PIP-26: Foundation for the Future

Hi @zaatar

Thanks for your comments

While I can’t speak on behalf of the group without talking to them first, I think you will be pleased to know that our positions are not wildly different from yours. I think we are all aligned with wanting to create a sustainable Foundation that is well-placed to enable the DAO to be its best self.

We will discuss your response as a group and get back to you with a comprehensive response and suggested next steps. Before we do so, here is my immediate take on a few points you brought up:

Ultimately, the risk in question is not directly quantifiable. However, what is undoubtedly true is that any director of PNF puts themself under much greater scrutiny and legal risk than a typical contributor to the DAO. And using a corporation does not protect against the costs - both in terms of time and money - that can arise from claims from regulatory authorities or even spurious or bad faith claims from third parties against PNF and the directors themselves.

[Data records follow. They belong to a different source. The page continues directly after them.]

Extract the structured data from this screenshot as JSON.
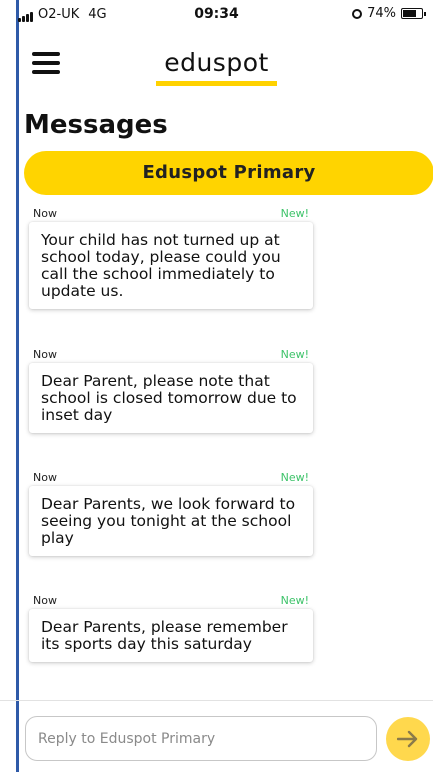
{
  "status_bar": {
    "carrier": "O2-UK",
    "network": "4G",
    "time": "09:34",
    "battery": "74%",
    "battery_level": 0.74
  },
  "header": {
    "logo": "eduspot",
    "menu_icon": "hamburger-menu-icon"
  },
  "page": {
    "title": "Messages",
    "school_name": "Eduspot Primary"
  },
  "messages": [
    {
      "time": "Now",
      "badge": "New!",
      "text": "Your child has not turned up at school today, please could you call the school immediate­ly to update us."
    },
    {
      "time": "Now",
      "badge": "New!",
      "text": "Dear Parent, please note that school is closed tomorrow due to inset day"
    },
    {
      "time": "Now",
      "badge": "New!",
      "text": "Dear Parents, we look for­ward to seeing you tonight at the school play"
    },
    {
      "time": "Now",
      "badge": "New!",
      "text": "Dear Parents, please remem­ber its sports day this satur­day"
    }
  ],
  "reply": {
    "placeholder": "Reply to Eduspot Primary",
    "value": "",
    "send_icon": "arrow-right-icon"
  },
  "colors": {
    "accent": "#ffd400",
    "new_badge": "#3ec36a",
    "send_button": "#ffd84d"
  }
}
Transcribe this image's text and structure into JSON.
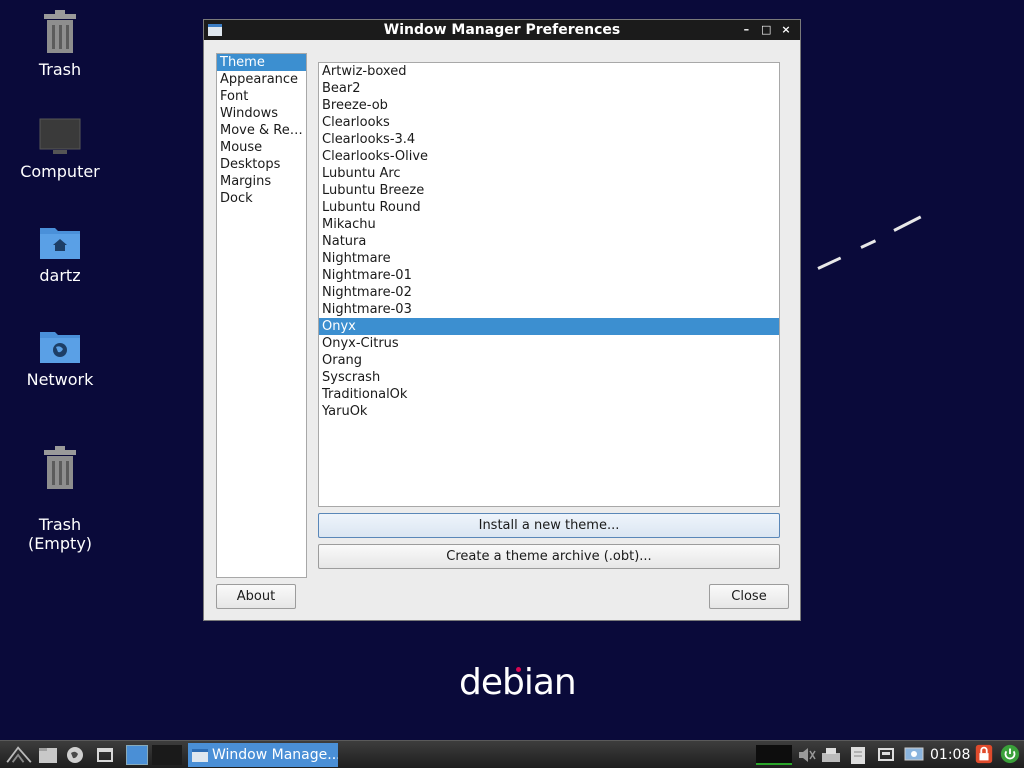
{
  "desktop": {
    "icons": [
      {
        "label": "Trash"
      },
      {
        "label": "Computer"
      },
      {
        "label": "dartz"
      },
      {
        "label": "Network"
      },
      {
        "label": "Trash\n(Empty)"
      }
    ],
    "wallpaper_text": "debian"
  },
  "window": {
    "title": "Window Manager Preferences",
    "controls": {
      "minimize": "–",
      "maximize": "□",
      "close": "×"
    },
    "sidebar": {
      "items": [
        "Theme",
        "Appearance",
        "Font",
        "Windows",
        "Move & Re…",
        "Mouse",
        "Desktops",
        "Margins",
        "Dock"
      ],
      "selected": "Theme"
    },
    "themes": {
      "items": [
        "Artwiz-boxed",
        "Bear2",
        "Breeze-ob",
        "Clearlooks",
        "Clearlooks-3.4",
        "Clearlooks-Olive",
        "Lubuntu Arc",
        "Lubuntu Breeze",
        "Lubuntu Round",
        "Mikachu",
        "Natura",
        "Nightmare",
        "Nightmare-01",
        "Nightmare-02",
        "Nightmare-03",
        "Onyx",
        "Onyx-Citrus",
        "Orang",
        "Syscrash",
        "TraditionalOk",
        "YaruOk"
      ],
      "selected": "Onyx"
    },
    "buttons": {
      "install": "Install a new theme...",
      "archive": "Create a theme archive (.obt)...",
      "about": "About",
      "close": "Close"
    }
  },
  "taskbar": {
    "task_label": "Window Manage...",
    "clock": "01:08"
  },
  "colors": {
    "desktop_bg": "#0a0a3a",
    "selection": "#3c8fd0",
    "folder_blue": "#4a90d9"
  }
}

I’m fully aligned with protecting against conflicts of interest within PNF and the wider Pocket community. Directors are already subject to conflicts of interest rules per the Cayman Islands laws. And PNF’s Article 12 itself deals with conflicts of interest, stating:

a director may not have a direct or indirect interest or duty which conflicts or may possibly conflict with the interests of the Company

And the subsequent provisions of Article 12 deal with the procedures around such.

Additionally, Article 12.7:

A director may vote at a meeting of directors on any resolution concerning a matter in which that director has an interest or duty, whether directly or indirectly, so long as that director discloses any material interest pursuant to these Articles. The director shall be counted towards a quorum of those present at the meeting. If the director votes on the resolution, his vote shall be counted.

And 12.8:

Where proposals are under consideration concerning the appointment of two or more directors to offices or employment with the Company or any body corporate in which the Company is interested, the proposals may be divided and considered in relation to each director separately and each of the directors concerned shall be entitled to vote and be counted in the quorum in respect of each resolution except that concerning his or her own appointment.

So while I agree with you, I don’t believe that the Articles are the proper place to document this “recusal” provision, given that the articles relate to the powers of the Foundation. I believe the proper place to document such a provision would be in the Constitution, as that relates to the powers of the DAO. Further, I believe such a provision should be expanded to require the recusal of any voter where they stand to benefit from a vote passing.

As @JackALaing previously mentioned, it is beyond the scope of this proposal to amend the Constitution. I will discuss this with the rest of the team and get back to you on this point, but it would be my recommendation to wrap up this proposed amendment into the rest of the updates to the constitution. And in the meantime, any voter with a potential “interest” in this proposal - ie Nelson, Jack and I - should agree to publicly recuse themselves from this vote, which is what I had always planned to do in any case. And you can verify, not trust in this regard, as it is possible to check wallet addresses against the list of voters.

As an FYI, we also have an item on our immediate internal roadmap to implement transparency and conflicts of interest practices and policies into our daily operating culture, which will trigger notifications and disclosures beyond those legally required by the articles, ie in addition to those which affect board votes or DAO votes. This policy will be publicly released in due course.

While I agree with the general thrust of what you’re saying, four years is a huge amount of time. So the benefits of what you are suggesting are diluted somewhat. My personal internal recommendation to the rest of the prospective board was to take the first 12 months after our appointment to achieve everything we set out to do in the public roadmap and then put in place clearer mechanisms about director term limits and renewals, as well as the roadmap for onboarding new members to the board. I recommend spending more time deliberating about the mechanism(s) to achieve the goals you seek with this proposed amendment before committing anything to the legally binding statutes of the Foundation. Maybe one or two years may be more optimal. And there is much to consider about enabling prospective directors to put their names forward fairly. Let’s debate this in more detail. In short, I think this proposed amendment can be pushed to a later date. But we should publicly agree to a timeline to put such a mechanism in place, eg 9-12 months from the appointment date.